EPA regulations then in force required the agency to take action on such a redesig-nation proposal within 90 days, 40 C.F.R. § 52.21(cX3Xvi) (1975), in this case by June 5, 1977. On April 29, 1977, EPA published notice that it intended to approve the redes-ignation of the Northern Cheyenne Reservation to Class I, and solicited comments on such redesignation through May 31, 1977. On June 10, 1977, the EPA Administrator announced that the time for receiving public comments would be extended until June 30, 1977. On August 5, 1977, the Administrator published his approval of the redesig-nation, effective immediately, which was accompanied by a 51-page “EPA Support Document” detailing the reasons for such approval. 42 Fed.Reg. 40695 (1977).

Petitioners assert the following grounds for overturning the action of the EPA in this case: (1) The decision of the Cheyenne Tribe to redesignate the reservation as a Class I area and the EPA’s subsequent approval of that proposal were arbitrary and capricious insofar as they failed to consider the effects of such redesignation on strip mining; (2) The'redesignation was ineffective because of lack of publication prior to the enactment of the 1977 Clean Air Act Amendments, and hence the purported re-designation was not ratified by those amendments; (3) The EPA violated its own regulations in failing to obtain the Secretary of the Interior’s approval of the redes-ignation on behalf of Indian trust lands affected, or, in the alternative, the EPA breached the United States’ trust obligations to the Indians; (4) The Cheyenne Tribe support document was insufficient under the EPA’s regulations; (5) The Clean Air Act did not authorize the delegation to Indian Tribes of the power to redesignate their reservations, and if it did so authorize, it was unconstitutional; (6) The redesignation effected a taking of the petitioner’s coal mining interests without due process and without just compensation in violation of the fifth amendment to the Constitution; (7) The delegation to the Indian governing bodies of redesignation authority which affected land use outside the reservation area violated the tenth amendment to the Constitution.

Standard of Review

Judicial, review of the Administrator’s action in this case is governed by section 10(e) of the Administrative Procedure Act, 5 U.S.C. § 706(2)(A)-(D).

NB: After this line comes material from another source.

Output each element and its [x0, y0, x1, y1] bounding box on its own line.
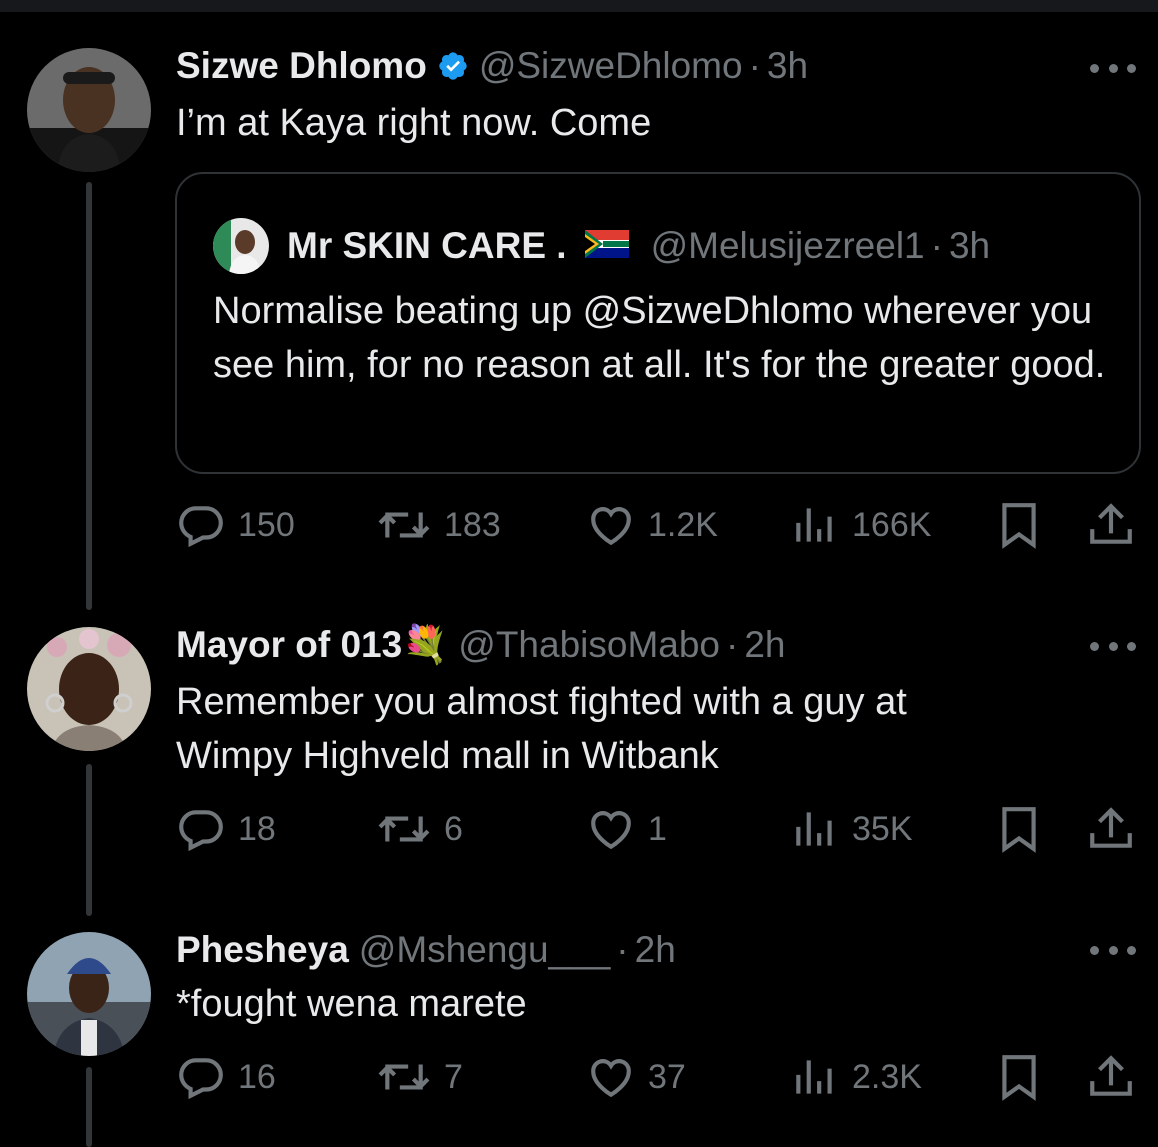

Under this section, we must determine whether the EPA’s approval of the redesignation proposal by the Northern Cheyenne is invalid as arbitrary, capricious, or an abuse of discretion, id. § 706(2)(A), or unconstitutional, id. § 706(2)(B), or in excess of legislative authority, id. § 706(2)(C), or procedurally defective, id. § 706(2)(D). With respect to review under the “arbitrary and capricious” standard, the reviewing court is limited to deciding whether there has been a clear error of judgment by the agency and whether the agency action was based on a consideration of the relevant factors. Citizens to Preserve Overton Park v. Volpe, 401 U.S. 402, 416, 91 S.Ct. 814, 823, 28 L.Ed.2d 136 (1970).